Probabilmente, la versione "infanticida" del mito nasce proprio da questi comportamenti in realtà molto premuroso, che forse in passato sono stati fraintesi o interpretati erroneamente perché inaspettato o impensabile per un "freddo" e "primitivo" rettile. Eppure, qualcosa di vero nel mito c'è: i coccodrilli piangono davvero. Lo fanno per ragioni più fisiologiche, non di certo emotive. I loro occhi, come quelli di molti altri vertebrati, producono lacrime per mantenersi umidi e puliti, soprattutto quando sono fuori dall’acqua.
Mentre mangiano, inoltre, la contrazione dei muscoli facciali può comprimere le ghiandole lacrimali, facendo fuoriuscire una piccola quantità di liquido. È anche questo, secondo alcuni etologi, che ha potuto dare origine alla leggenda: chi ha osservato un coccodrillo "piangere" mentre mangiava, ha scambiato un riflesso fisiologico per un'emozione di finto dispaicere.
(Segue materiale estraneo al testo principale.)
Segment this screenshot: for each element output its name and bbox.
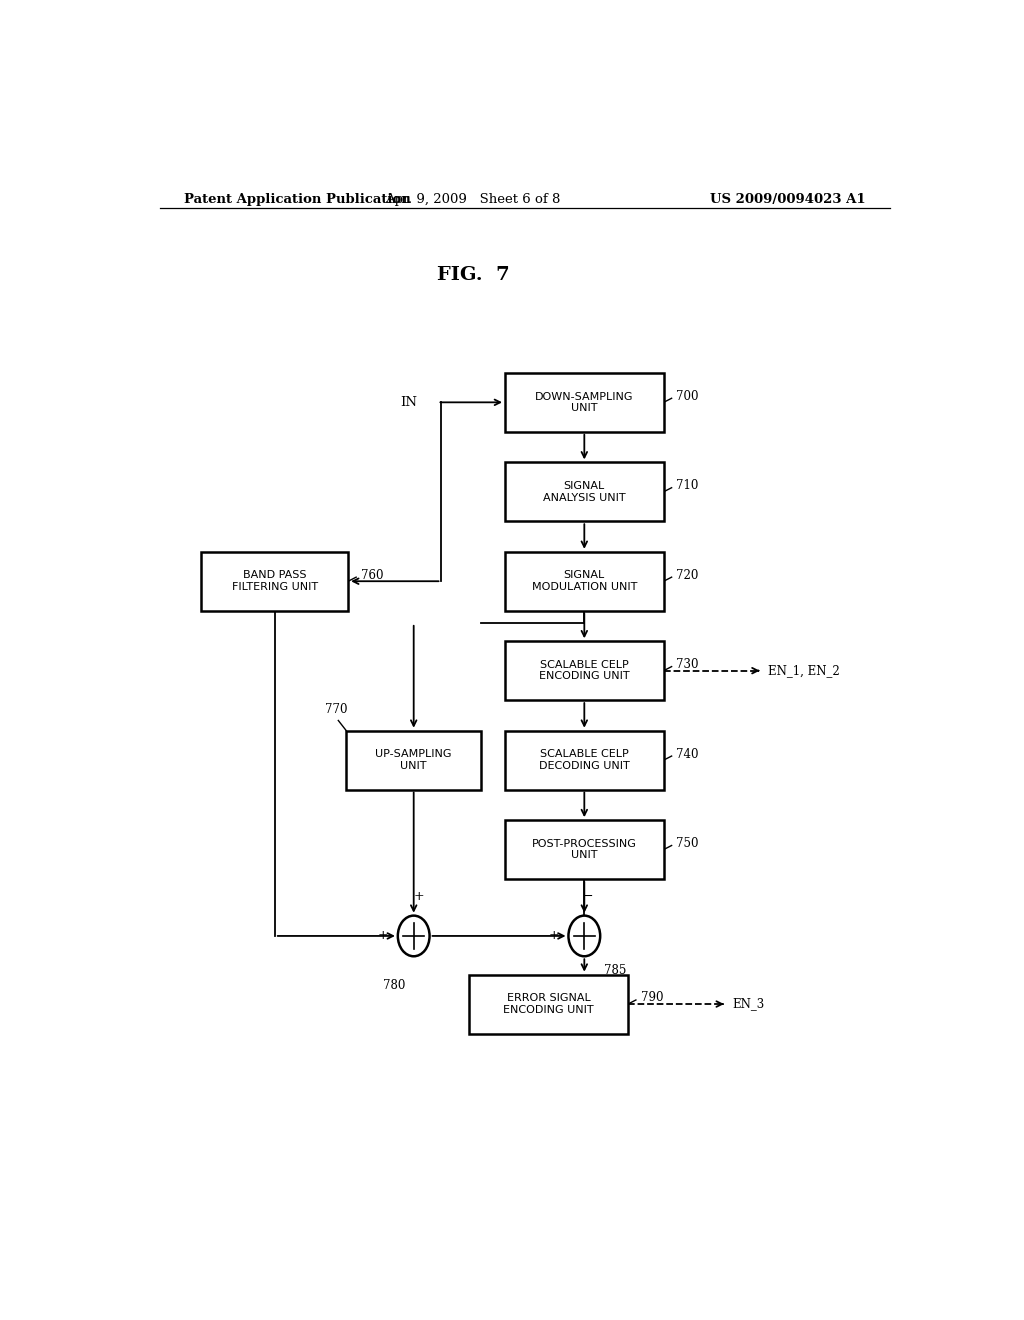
Text: EN_1, EN_2: EN_1, EN_2 [768,664,840,677]
Bar [505,642,664,700]
Bar [346,731,481,789]
Text: 720: 720 [677,569,698,582]
Text: 740: 740 [677,747,698,760]
Text: 770: 770 [326,704,348,717]
Text: Apr. 9, 2009   Sheet 6 of 8: Apr. 9, 2009 Sheet 6 of 8 [385,193,561,206]
Text: SCALABLE CELP
ENCODING UNIT: SCALABLE CELP ENCODING UNIT [539,660,630,681]
Bar [202,552,348,611]
Text: 780: 780 [383,978,406,991]
Text: −: − [583,891,593,903]
Bar [505,731,664,789]
Text: +: + [413,891,424,903]
Text: DOWN-SAMPLING
UNIT: DOWN-SAMPLING UNIT [536,392,634,413]
Circle shape [568,916,600,956]
Text: 785: 785 [604,965,627,977]
Text: Patent Application Publication: Patent Application Publication [183,193,411,206]
Bar [505,462,664,521]
Text: SCALABLE CELP
DECODING UNIT: SCALABLE CELP DECODING UNIT [539,750,630,771]
Text: POST-PROCESSING
UNIT: POST-PROCESSING UNIT [531,838,637,861]
Text: SIGNAL
ANALYSIS UNIT: SIGNAL ANALYSIS UNIT [543,480,626,503]
Text: 750: 750 [677,837,698,850]
Text: SIGNAL
MODULATION UNIT: SIGNAL MODULATION UNIT [531,570,637,593]
Text: EN_3: EN_3 [733,998,765,1011]
Text: 700: 700 [677,389,698,403]
Text: UP-SAMPLING
UNIT: UP-SAMPLING UNIT [376,750,452,771]
Text: BAND PASS
FILTERING UNIT: BAND PASS FILTERING UNIT [231,570,317,593]
Text: 710: 710 [677,479,698,492]
Bar [505,552,664,611]
Bar [469,974,628,1034]
Text: IN: IN [400,396,418,409]
Text: FIG.  7: FIG. 7 [437,267,510,284]
Circle shape [397,916,430,956]
Text: 730: 730 [677,659,698,671]
Text: +: + [548,929,559,942]
Text: 760: 760 [360,569,383,582]
Text: US 2009/0094023 A1: US 2009/0094023 A1 [711,193,866,206]
Bar [505,820,664,879]
Bar [505,372,664,432]
Text: +: + [378,929,388,942]
Text: ERROR SIGNAL
ENCODING UNIT: ERROR SIGNAL ENCODING UNIT [503,993,594,1015]
Text: 790: 790 [641,991,664,1005]
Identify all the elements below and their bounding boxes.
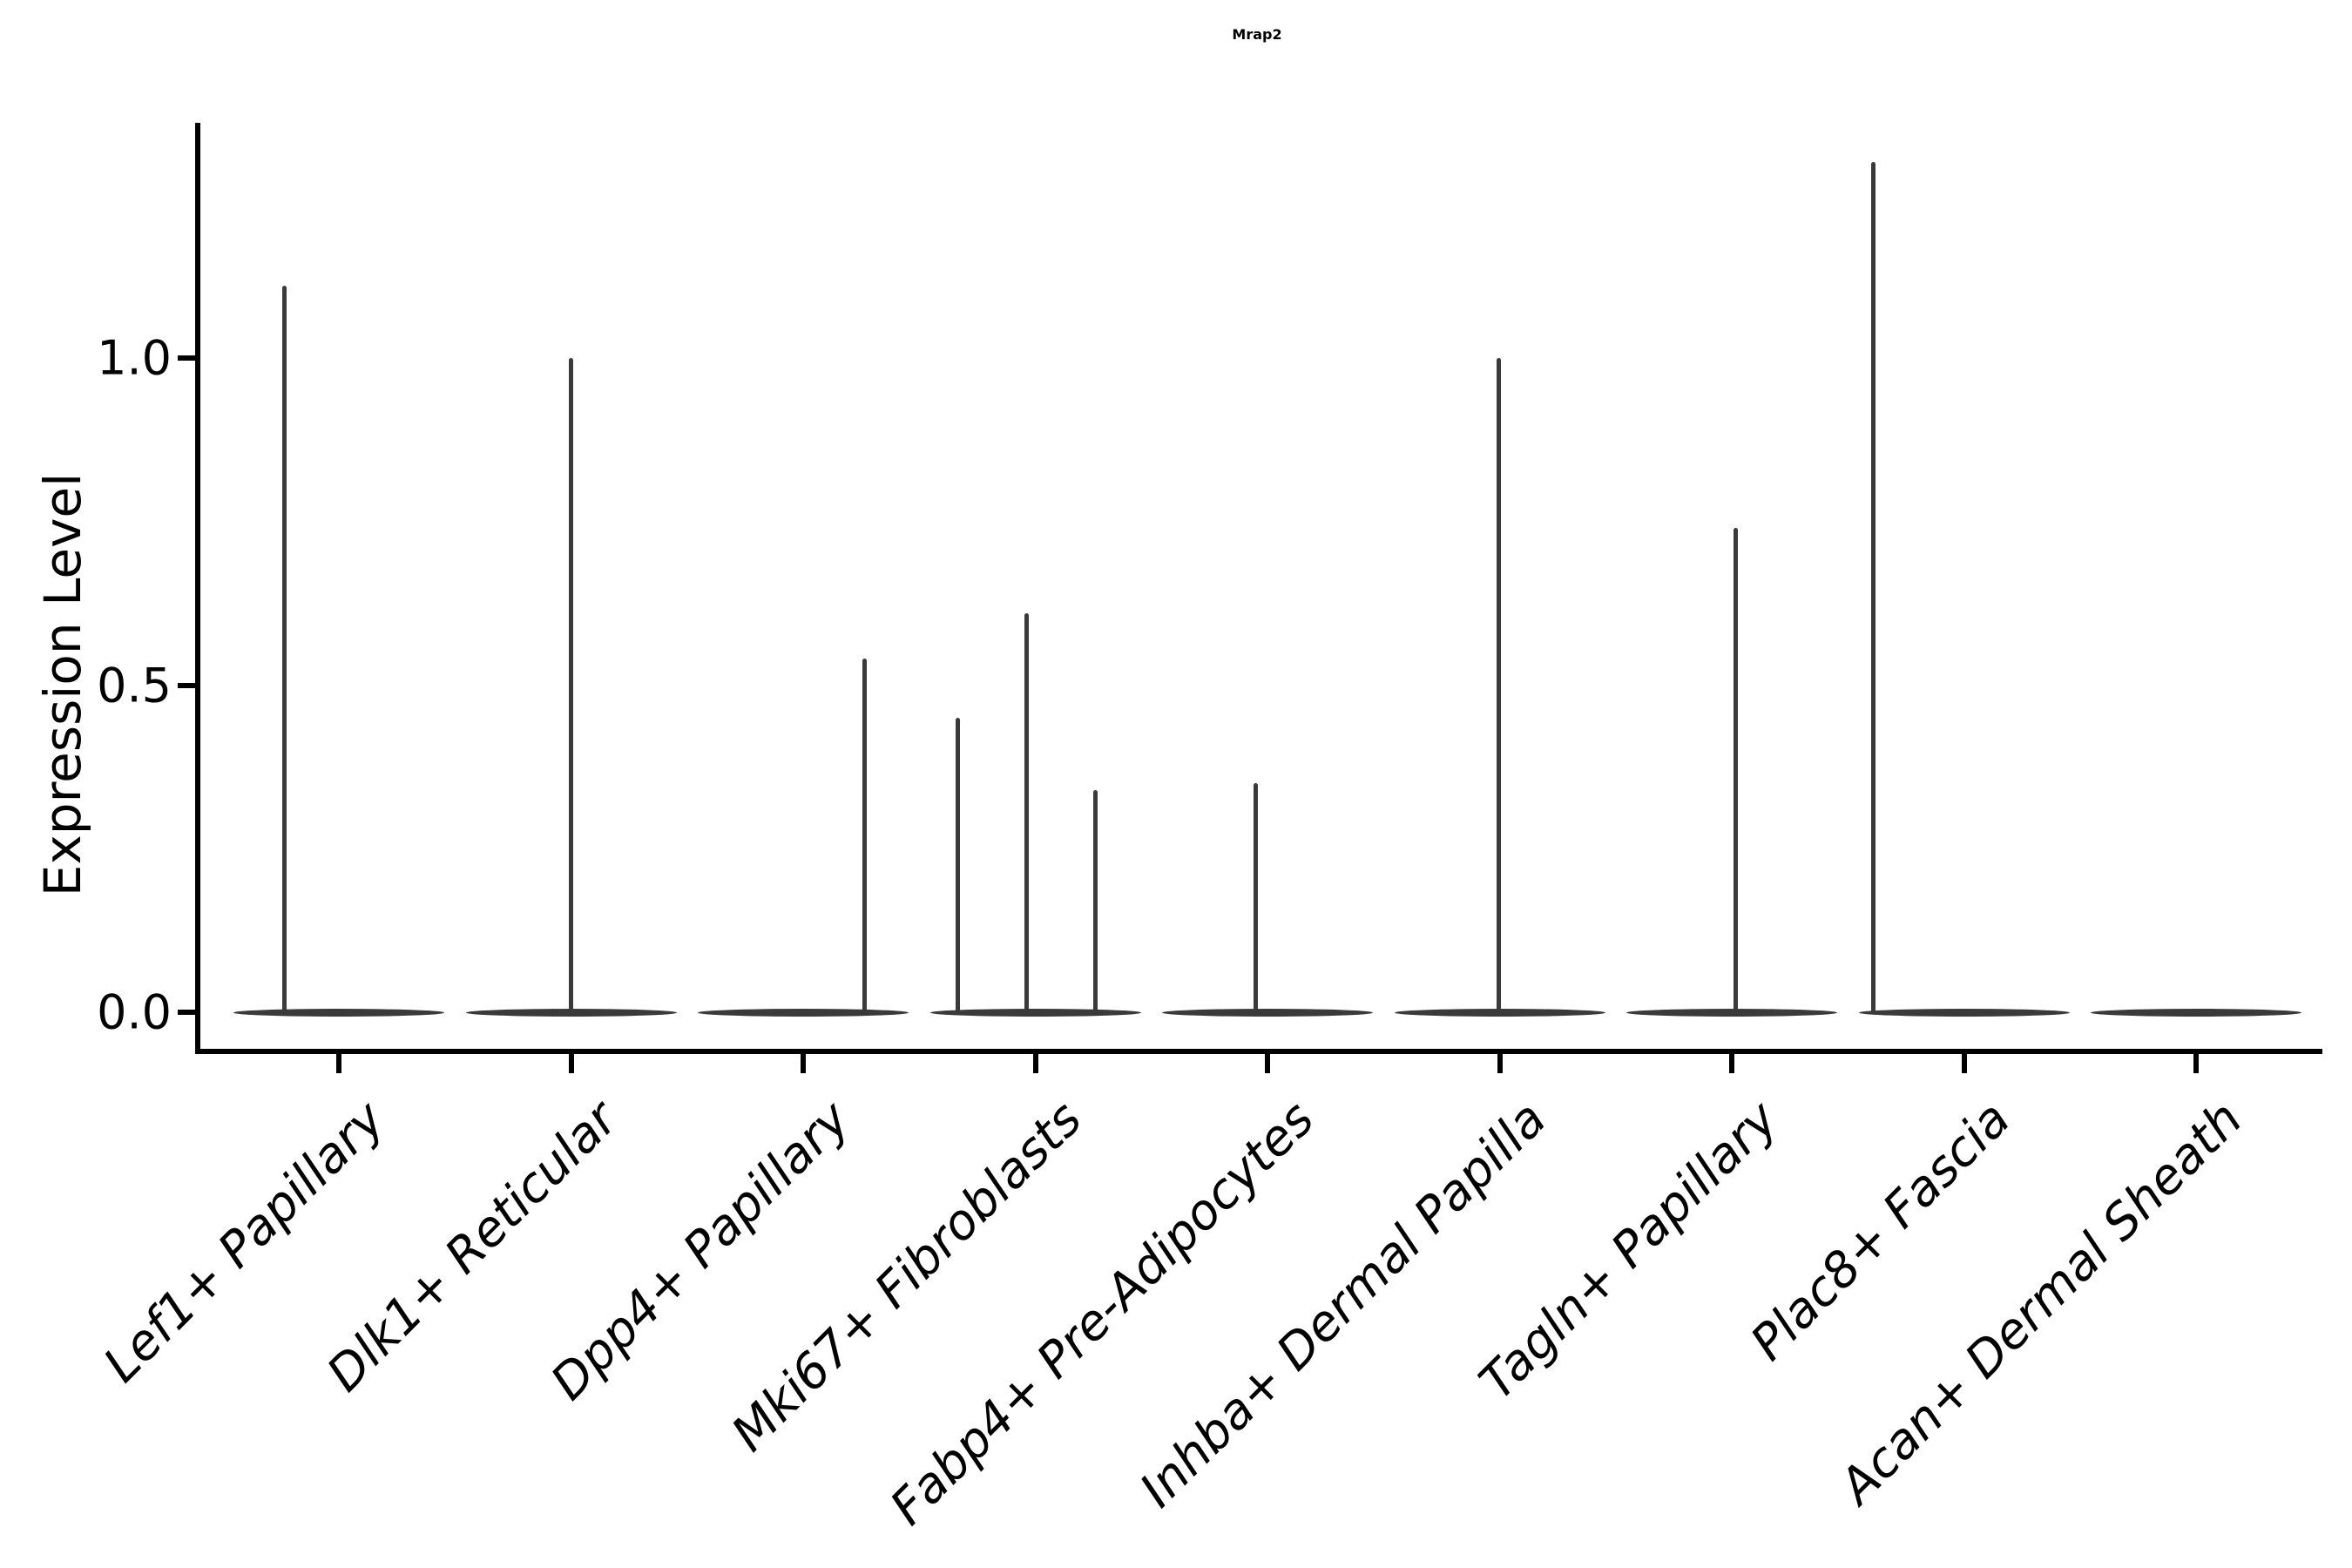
violin-base xyxy=(1162,1008,1373,1017)
violin-spike xyxy=(1871,161,1876,1012)
x-tick-label: Acan+ Dermal Sheath xyxy=(1828,1091,2254,1515)
y-axis-tick xyxy=(178,1010,195,1015)
violin-spike xyxy=(1093,789,1098,1012)
violin-spike xyxy=(1497,358,1501,1012)
x-axis-tick xyxy=(801,1054,806,1073)
violin-base xyxy=(233,1008,444,1017)
x-axis-tick xyxy=(1032,1054,1038,1073)
violin-base xyxy=(929,1008,1141,1017)
violin-base xyxy=(2091,1008,2301,1017)
x-axis-tick xyxy=(1729,1054,1734,1073)
violin-spike xyxy=(281,286,287,1012)
violin-spike xyxy=(956,718,960,1012)
violin-base xyxy=(1858,1008,2070,1017)
violin-base xyxy=(1394,1008,1605,1017)
x-tick-label: Fabp4+ Pre-Adipocytes xyxy=(879,1091,1325,1537)
x-axis-tick xyxy=(1265,1054,1270,1073)
x-tick-label: Inhba+ Dermal Papilla xyxy=(1129,1091,1558,1519)
x-axis-tick xyxy=(336,1054,341,1073)
violin-base xyxy=(1626,1008,1837,1017)
x-axis-tick xyxy=(1961,1054,1967,1073)
y-axis-tick xyxy=(178,682,195,688)
y-tick-label: 0.5 xyxy=(97,658,172,713)
violin-base xyxy=(465,1008,677,1017)
x-axis-tick xyxy=(568,1054,574,1073)
violin-base xyxy=(698,1008,909,1017)
y-tick-label: 0.0 xyxy=(97,984,172,1040)
violin-spike xyxy=(862,659,867,1012)
x-axis-tick xyxy=(1497,1054,1503,1073)
violin-spike xyxy=(1733,528,1738,1012)
violin-spike xyxy=(1253,783,1258,1012)
y-tick-label: 1.0 xyxy=(97,330,172,386)
chart-title: Mrap2 xyxy=(1232,26,1282,43)
violin-spike xyxy=(1024,612,1029,1012)
x-axis-tick xyxy=(2193,1054,2199,1073)
x-axis-line xyxy=(195,1049,2322,1054)
violin-spike xyxy=(569,358,573,1012)
y-axis-line xyxy=(195,123,200,1054)
y-axis-tick xyxy=(178,355,195,361)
C'è però ancora molto altro da dire sulle lacrime dei coccodrilli: per esempio, alcuni insetti ne vanno matti e le bevono.

In diverse zone dell'America centrale e del Sud America, le farfalle si posano di proposito su caimani, coccodrilli e altri rettili per bere le loro lacrime. Questo fenomeno, chiamato anche lacrimofagia, è un modo per recuperare e assumere preziosi sali minerali, soprattutto sodio. È quasi un paradosso molto affascinante: quelle lacrime che i coccodrilli verserebbero dopo avere tolto la vita a qualcuno o addirittura ai propri figli, in realtà sono preziose e d'aiuto per la sopravvivenza di altri.
Forse è allora arrivato il momento di rivalutare le proverbiali lacrime di coccodrillo. Da metafora di falsità e ipocrisia, a simbolo di cure parentali, adattamento e perfino di "aiuto" per altre specie. I coccodrilli non sono affatto "bestie" primitive e "insensibili". Sono rettili affascinanti, genitori premurosi e animali che da milioni di anni si sono adattati a vivere sospesi tra terra e acqua. Le loro lacrime non raccontano una finta tristezza, ma una storia molto più antica, affascinante e – soprattutto – interessante.